Speaking of this, I've tried being angry at Mayor Slay and everyone else responsible for the good-in-theory-but-unfair-in-practice redlight cameras in place in the City of St. Louis, but all that does is make me look like a fool. (c'mon STL, you're a classy city. Do it right or don't do it at all.)

I've tried being angry at those who are too lazy to hold down a job yet seem to live in luxury (how???) while I work my ass off and struggle to pay bills, but all that does is make me mad at Clinton for allowing welfare to get where it is today.

I've tried being angry at Clinton for allowing welfare to get where it is today, but all that does is make me laugh at him because he has a funny voice.

I've tried being angry at Andy for being such a light sleeper lately, but I just can't be mad at him.

I've tried being angry at everyone who picks the wrong time to call.
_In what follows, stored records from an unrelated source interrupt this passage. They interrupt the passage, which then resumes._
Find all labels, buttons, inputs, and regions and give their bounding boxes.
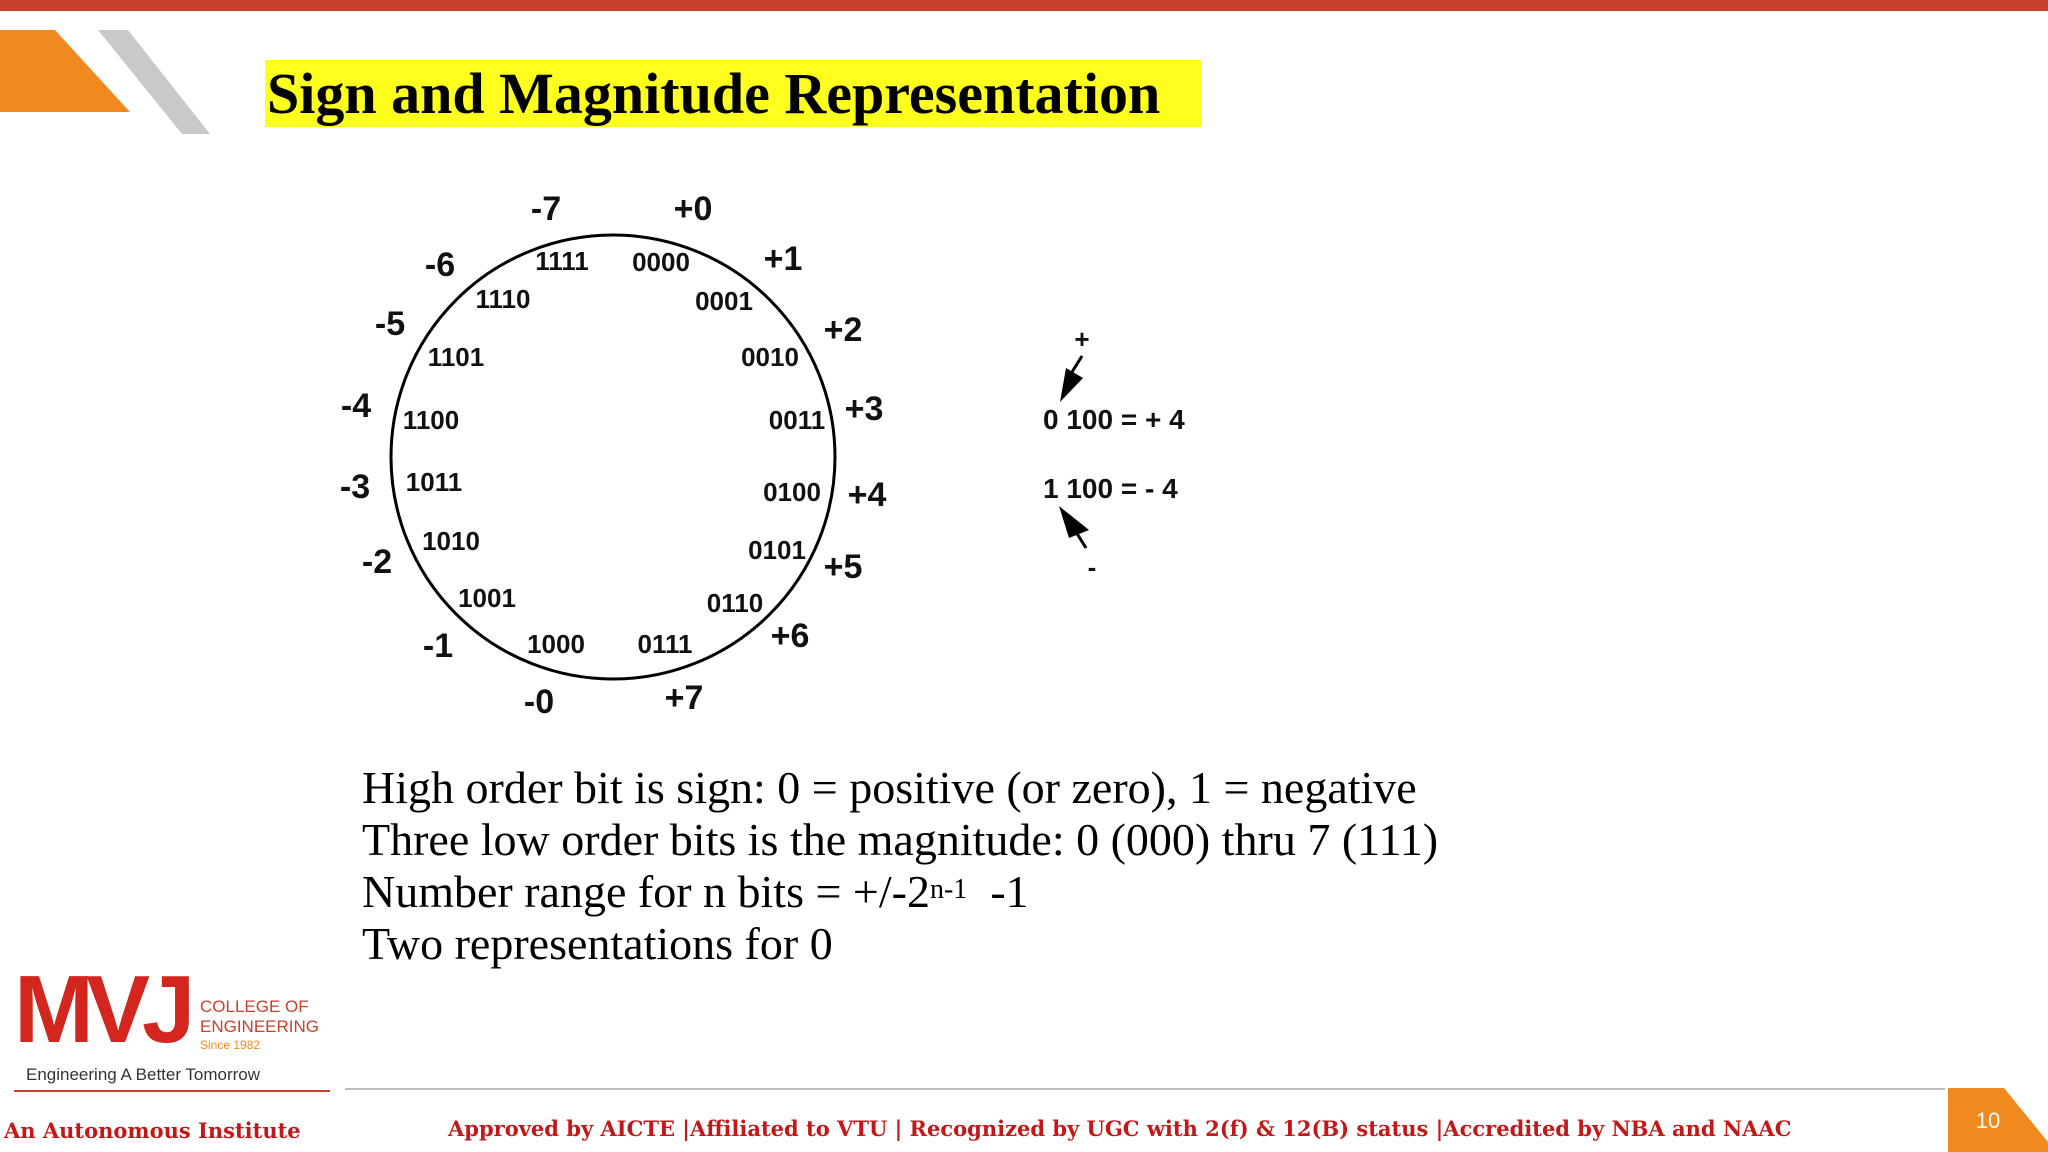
label-minus-5: -5 — [374, 305, 406, 343]
code-1101: 1101 — [427, 342, 485, 372]
explanation-line-3 — [362, 866, 1438, 918]
minus-arrow-shaft — [1076, 532, 1086, 548]
label-minus-1: -1 — [422, 627, 454, 665]
explanation-line-2: Three low order bits is the magnitude: 0 (000) thru 7 (111) — [362, 814, 1439, 865]
code-1011: 1011 — [405, 467, 463, 497]
plus-arrow-head-icon — [1060, 368, 1083, 402]
plus-arrow-shaft — [1072, 356, 1082, 372]
label-plus-6: +6 — [770, 617, 810, 655]
label-plus-3: +3 — [844, 390, 884, 428]
page-number: 10 — [1975, 1108, 2001, 1133]
code-1111: 1111 — [535, 246, 589, 276]
code-0101: 0101 — [748, 535, 806, 565]
minus-sign-label: - — [1087, 552, 1097, 582]
code-1100: 1100 — [402, 405, 460, 435]
label-plus-1: +1 — [763, 240, 803, 278]
code-0000: 0000 — [632, 247, 690, 277]
label-minus-3: -3 — [339, 468, 371, 506]
range-main-text: Number range for n bits = +/-2 — [362, 866, 930, 917]
label-minus-6: -6 — [424, 246, 456, 284]
code-1010: 1010 — [422, 526, 480, 556]
label-minus-4: -4 — [340, 387, 372, 425]
label-minus-0: -0 — [523, 683, 555, 721]
accreditation-text: Approved by AICTE |Affiliated to VTU | Recognized by UGC with 2(f) & 12(B) status |Accredited by NBA and NAAC — [448, 1116, 1792, 1141]
label-minus-7: -7 — [530, 190, 562, 228]
code-0111: 0111 — [637, 629, 693, 659]
logo-mark: MVJ — [14, 960, 188, 1063]
explanation-text — [362, 762, 1438, 970]
label-plus-7: +7 — [664, 679, 704, 717]
code-0110: 0110 — [706, 588, 764, 618]
footer-divider — [345, 1088, 1945, 1090]
logo-tagline: Engineering A Better Tomorrow — [26, 1065, 261, 1084]
code-0001: 0001 — [695, 286, 753, 316]
autonomous-label: An Autonomous Institute — [4, 1118, 301, 1143]
logo-separator — [14, 1090, 330, 1092]
code-0010: 0010 — [741, 342, 799, 372]
explanation-line-1: High order bit is sign: 0 = positive (or zero), 1 = negative — [362, 762, 1417, 813]
range-tail-text: -1 — [967, 866, 1029, 917]
slide-title: Sign and Magnitude Representation — [267, 61, 1161, 126]
label-plus-4: +4 — [847, 476, 887, 514]
logo-engineering-text: ENGINEERING — [200, 1017, 320, 1036]
plus-sign-label: + — [1074, 324, 1090, 354]
code-0011: 0011 — [768, 405, 826, 435]
code-1000: 1000 — [527, 629, 585, 659]
logo-since-text: Since 1982 — [200, 1038, 261, 1052]
code-1110: 1110 — [475, 284, 531, 314]
label-plus-2: +2 — [823, 311, 863, 349]
code-0100: 0100 — [763, 477, 821, 507]
code-1001: 1001 — [458, 583, 516, 613]
positive-equation: 0 100 = + 4 — [1043, 404, 1185, 435]
label-plus-0: +0 — [673, 190, 713, 228]
range-exponent: n-1 — [929, 874, 968, 905]
negative-equation: 1 100 = - 4 — [1043, 473, 1178, 504]
label-plus-5: +5 — [823, 548, 863, 586]
minus-arrow-head-icon — [1059, 506, 1089, 538]
label-minus-2: -2 — [361, 543, 393, 581]
explanation-line-4: Two representations for 0 — [362, 918, 833, 969]
logo-college-text: COLLEGE OF — [200, 997, 309, 1016]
In particular, about 3 minutes after he falls asleep. But they don't know that he just fell asleep.

I've tried being angry at my 4th grade teacher because she treated the boys in the class unfairly, but that has absolutely nothing to do with anything.

So, I'll do what anyone else my age would do in my situation. I'll be angry at the entire early baby boom generation, just because it's so easy to do, and you love to return the favor. So screw you, boomers! Go retire already! Woodstock sucked! the 60s sucked! The 90s were the best! Kurt Cobain was a God! (I can't believe I just said that. eww)
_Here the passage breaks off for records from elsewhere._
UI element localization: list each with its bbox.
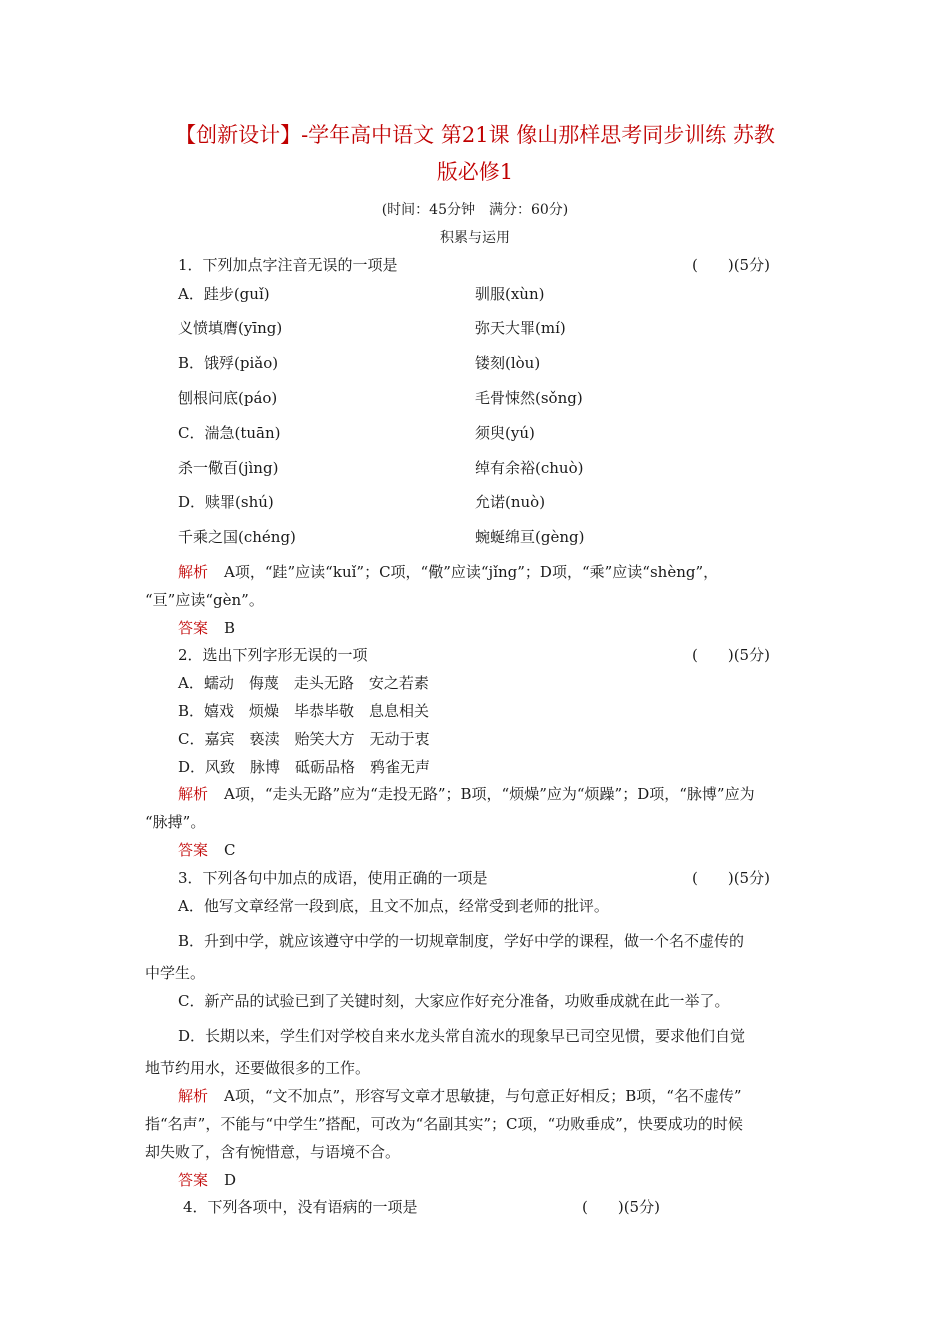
answer-label: 答案	[178, 841, 209, 859]
doc-title-line-1: 【创新设计】-学年高中语文 第21课 像山那样思考同步训练 苏教	[175, 123, 775, 147]
q2-option-c: C．嘉宾 亵渎 贻笑大方 无动于衷	[178, 730, 430, 748]
answer-label: 答案	[178, 619, 209, 637]
q1-stem: 1．下列加点字注音无误的一项是	[178, 256, 398, 274]
q1-analysis-line-2: “亘”应读“gèn”。	[145, 591, 264, 609]
q3-stem: 3．下列各句中加点的成语，使用正确的一项是	[178, 869, 488, 887]
q3-analysis-line-2: 指“名声”，不能与“中学生”搭配，可改为“名副其实”；C项，“功败垂成”，快要成功的时候	[145, 1115, 743, 1133]
q1-option-b-3: 刨根问底(páo)	[178, 389, 278, 407]
q1-option-b-4: 毛骨悚然(sǒng)	[475, 389, 583, 407]
q1-option-a-3: 义愤填膺(yīng)	[178, 319, 283, 337]
q3-option-d-line-2: 地节约用水，还要做很多的工作。	[145, 1059, 371, 1077]
q1-option-c-2: 须臾(yú)	[475, 424, 535, 442]
analysis-label: 解析	[178, 1087, 209, 1105]
q1-option-d-3: 千乘之国(chéng)	[178, 528, 296, 546]
answer-label: 答案	[178, 1171, 209, 1189]
q1-option-b-1: B．饿殍(piǎo)	[178, 354, 279, 372]
q1-analysis-line-1: A项，“跬”应读“kuǐ”；C项，“儆”应读“jǐng”；D项，“乘”应读“shèng”，	[224, 563, 719, 581]
q1-option-a-2: 驯服(xùn)	[475, 285, 545, 303]
q2-analysis-line-2: “脉搏”。	[145, 813, 206, 831]
q3-option-b-line-2: 中学生。	[145, 964, 206, 982]
q1-option-a-1: A．跬步(guǐ)	[178, 285, 270, 303]
doc-title-line-2: 版必修1	[436, 160, 514, 184]
q3-answer-value: D	[224, 1171, 237, 1189]
q2-option-b: B．嬉戏 烦燥 毕恭毕敬 息息相关	[178, 702, 430, 720]
q2-answer	[178, 839, 236, 860]
q2-analysis	[178, 783, 755, 804]
q1-analysis	[178, 561, 718, 582]
q1-option-c-4: 绰有余裕(chuò)	[475, 459, 584, 477]
q1-option-c-3: 杀一儆百(jìng)	[178, 459, 279, 477]
q3-option-a: A．他写文章经常一段到底，且文不加点，经常受到老师的批评。	[178, 897, 609, 915]
q2-answer-value: C	[224, 841, 236, 859]
analysis-label: 解析	[178, 785, 209, 803]
time-score-info: (时间：45分钟 满分：60分)	[381, 202, 569, 218]
q3-score: ( )(5分)	[692, 869, 770, 887]
q1-option-a-4: 弥天大罪(mí)	[475, 319, 566, 337]
q3-analysis-line-1: A项，“文不加点”，形容写文章才思敏捷，与句意正好相反；B项，“名不虚传”	[224, 1087, 742, 1105]
q1-answer	[178, 617, 235, 638]
q1-option-c-1: C．湍急(tuān)	[178, 424, 281, 442]
q2-stem: 2．选出下列字形无误的一项	[178, 646, 368, 664]
q1-score: ( )(5分)	[692, 256, 770, 274]
q1-option-b-2: 镂刻(lòu)	[475, 354, 541, 372]
q1-option-d-2: 允诺(nuò)	[475, 493, 546, 511]
q3-answer	[178, 1169, 236, 1190]
section-heading: 积累与运用	[440, 230, 510, 246]
q2-option-d: D．风致 脉博 砥砺品格 鸦雀无声	[178, 758, 431, 776]
q3-analysis	[178, 1085, 742, 1106]
q1-option-d-1: D．赎罪(shú)	[178, 493, 274, 511]
q1-answer-value: B	[224, 619, 236, 637]
q4-score: ( )(5分)	[582, 1198, 660, 1216]
q3-option-d-line-1: D．长期以来，学生们对学校自来水龙头常自流水的现象早已司空见惯，要求他们自觉	[178, 1027, 746, 1045]
q2-score: ( )(5分)	[692, 646, 770, 664]
q2-analysis-line-1: A项，“走头无路”应为“走投无路”；B项，“烦燥”应为“烦躁”；D项，“脉博”应为	[224, 785, 755, 803]
q3-option-c: C．新产品的试验已到了关键时刻，大家应作好充分准备，功败垂成就在此一举了。	[178, 992, 730, 1010]
q1-option-d-4: 蜿蜒绵亘(gèng)	[475, 528, 585, 546]
q4-stem: 4．下列各项中，没有语病的一项是	[183, 1198, 418, 1216]
q2-option-a: A．蠕动 侮蔑 走头无路 安之若素	[178, 674, 429, 692]
analysis-label: 解析	[178, 563, 209, 581]
q3-analysis-line-3: 却失败了，含有惋惜意，与语境不合。	[145, 1143, 401, 1161]
q3-option-b-line-1: B．升到中学，就应该遵守中学的一切规章制度，学好中学的课程，做一个名不虚传的	[178, 932, 745, 950]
Ok, now I feel better. Thanks early boomers, you're always fun to be mad at. Now call me lazy and slothful and I'll call you family-hating workaholics. Now tell me MTV and Nintendo fried my brain as a child and I'll tell you LSD and/or "the bush" fried your brain as a young adult. Then I'll make you take me out to dinner at a nice restaurant so you can buy me some food because I don't have enough money right now since I'm saving up for a PS3 to plug into my 60" HDTV. (oops that one hit kinda close to home)

2 comments:

Anonymous said...

It's okay to be mad at GOD. If everything I've heard about HIM my whole life is true, then HE can handle it. Besides, it's kinda all HIS fault anyway. Now it's time for HIM to step up and fix this. If HE had it in him to bless a thug like Michael Vick with millions....then he can take a few minutes of HIS precious time and help a cute innocent child! On another note, any man that was involved with Courtney love can hadly be called a God, sorry.

Anonymous said...

You can be angry with me all you want. That's what great-aunts are for. I'm also technically a boomer although I apparently missed Woodstock, being a hippie, LSD, pot and free love. I wasn't good, just chicken. I only mention this so I can say as soon as Andy is well, we are going out to dinner and celebrating and I'll pick up the tab. Deal?

Take care and vent all you want. It's healthier than holding it in.


Love,

Aunt Carolyn


PS Kurt is not a god! However, Elvis is the King!